Even when a business has invested in professionally written terms and conditions, they still bring gripes later on in the business’ life.
A change in the law is the obvious trigger for updating terms and conditions, but it’s rarely the reason for an entire overhaul.
The most common gripes I hear are these:
1.They don’t reflect our business.
As businesses develop, many things change: products, services, delivery methods, administration and contracting processes as well as more strategic changes such as risk profiling and attitudes to risk. If the terms are written professionally, they are likely to “work” legally, but the issue is, ‘are they workable for the business’s current systems and ways of doing things?’ For example, it may be as simple as, the terms do not reflect the terminology of the business anymore. Or, the way in which the services/product mix is delivered may lend itself to a change in the structure of documentation (e.g. a framework arrangement might be appropriate). New products may mean new risks, that need to be considered/ covered.
2.Nobody in the business understands them
f the terms don’t reflect the business, then it will inevitably be harder for non-lawyers handling them who may at least feel some comfort from seeing some familiar commercial terminology. Of course, it may also just be a training point. The terms are more likely to make perfect sense for the person who has benefited from discussions with their lawyer. That process alone delivers discovery and learning benefits. Training the business to aid familiarity with terms can increase contract handling efficiencies and reduce frustration.

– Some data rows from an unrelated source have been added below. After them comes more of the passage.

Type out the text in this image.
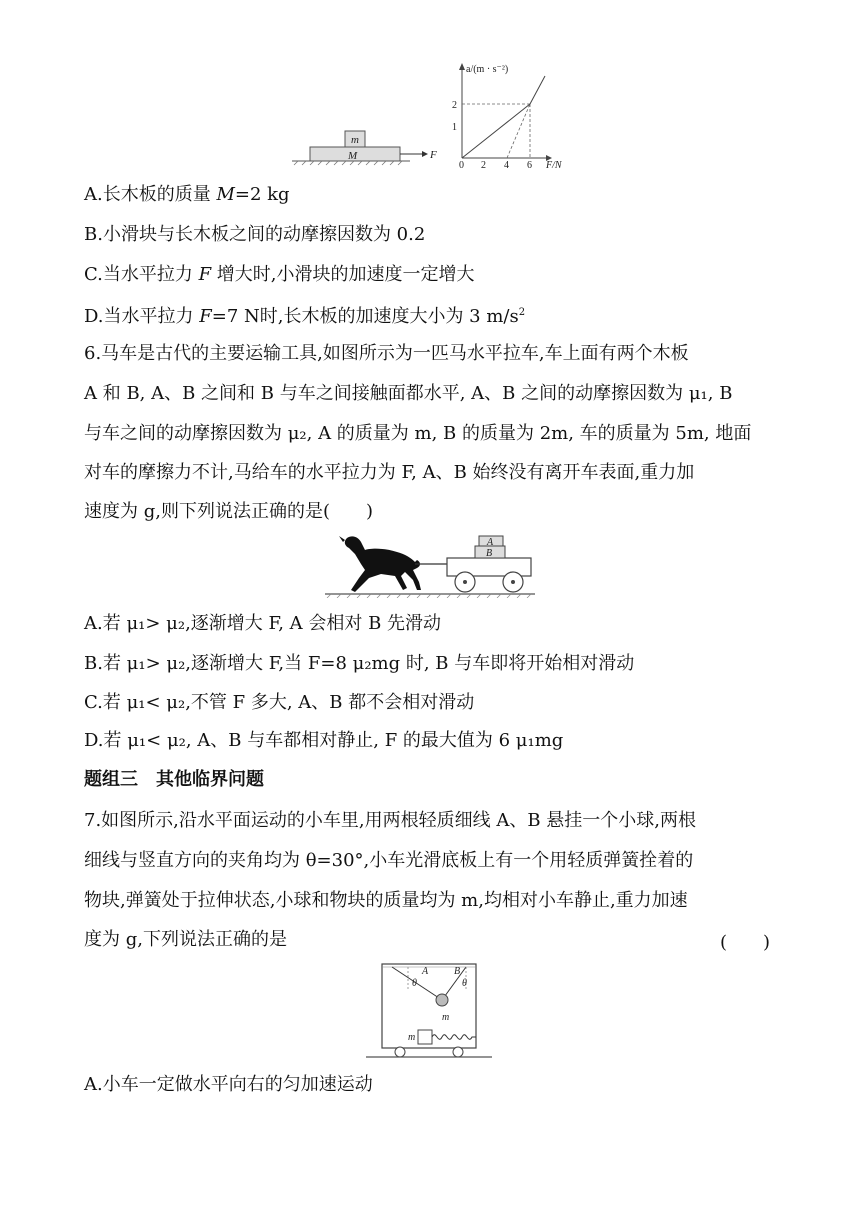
m
M	F
a/(m · s⁻²)
F/N
2
1
0 2 4 6
A.长木板的质量 M=2 kg
B.小滑块与长木板之间的动摩擦因数为 0.2
C.当水平拉力 F 增大时,小滑块的加速度一定增大
D.当水平拉力 F=7 N时,长木板的加速度大小为 3 $m/s^2$
6.马车是古代的主要运输工具,如图所示为一匹马水平拉车,车上面有两个木板
A 和 B, A、B 之间和 B 与车之间接触面都水平, A、B 之间的动摩擦因数为 μ₁, B
与车之间的动摩擦因数为 μ₂, A 的质量为 m, B 的质量为 2m, 车的质量为 5m, 地面
对车的摩擦力不计,马给车的水平拉力为 F, A、B 始终没有离开车表面,重力加
速度为 g,则下列说法正确的是(　　)
A
B
A.若 μ₁> μ₂,逐渐增大 F, A 会相对 B 先滑动
B.若 μ₁> μ₂,逐渐增大 F,当 F=8 μ₂mg 时, B 与车即将开始相对滑动
C.若 μ₁< μ₂,不管 F 多大, A、B 都不会相对滑动
D.若 μ₁< μ₂, A、B 与车都相对静止, F 的最大值为 6 μ₁mg
题组三　其他临界问题
7.如图所示,沿水平面运动的小车里,用两根轻质细线 A、B 悬挂一个小球,两根
细线与竖直方向的夹角均为 θ=30°,小车光滑底板上有一个用轻质弹簧拴着的
物块,弹簧处于拉伸状态,小球和物块的质量均为 m,均相对小车静止,重力加速
度为 g,下列说法正确的是	(　　)
A	B
θ	θ
m
m
A.小车一定做水平向右的匀加速运动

3.They are heavily negotiated
Terms that are properly written will protect the business which will conversely mean that this is to the detriment of the Client’s legal position, which will invite negotiation. In all fairness, the extent to which the terms are negotiated are us much to do with the client base as the terms. Clients who have bargaining power, resources and are risk-aware will negotiate terms to mitigate the risks associated from doing business. Some lawyers are pragmatic and will deal with the big points and some will take the tedious approach of re-writing the whole bloomin’ lot!
There are many reasons why negotiations are painful (another blog for another day). Still, it is possible to strategise and create policies for negotiation handling rather than keep reinventing the wheel each painful transaction after each painful transaction!
Key to all of these gripes is mapping the business’ current business requirements to the terms and updating them and reviewing the documentation structure if necessary. It’s often an opportunity to discuss negotiation bugbears and re-align the business’ commercial and legal positions.
The icing on the cake will be to ensure contract handling systems, both internally and with external lawyers facilitate (and don’t frustrate) progress!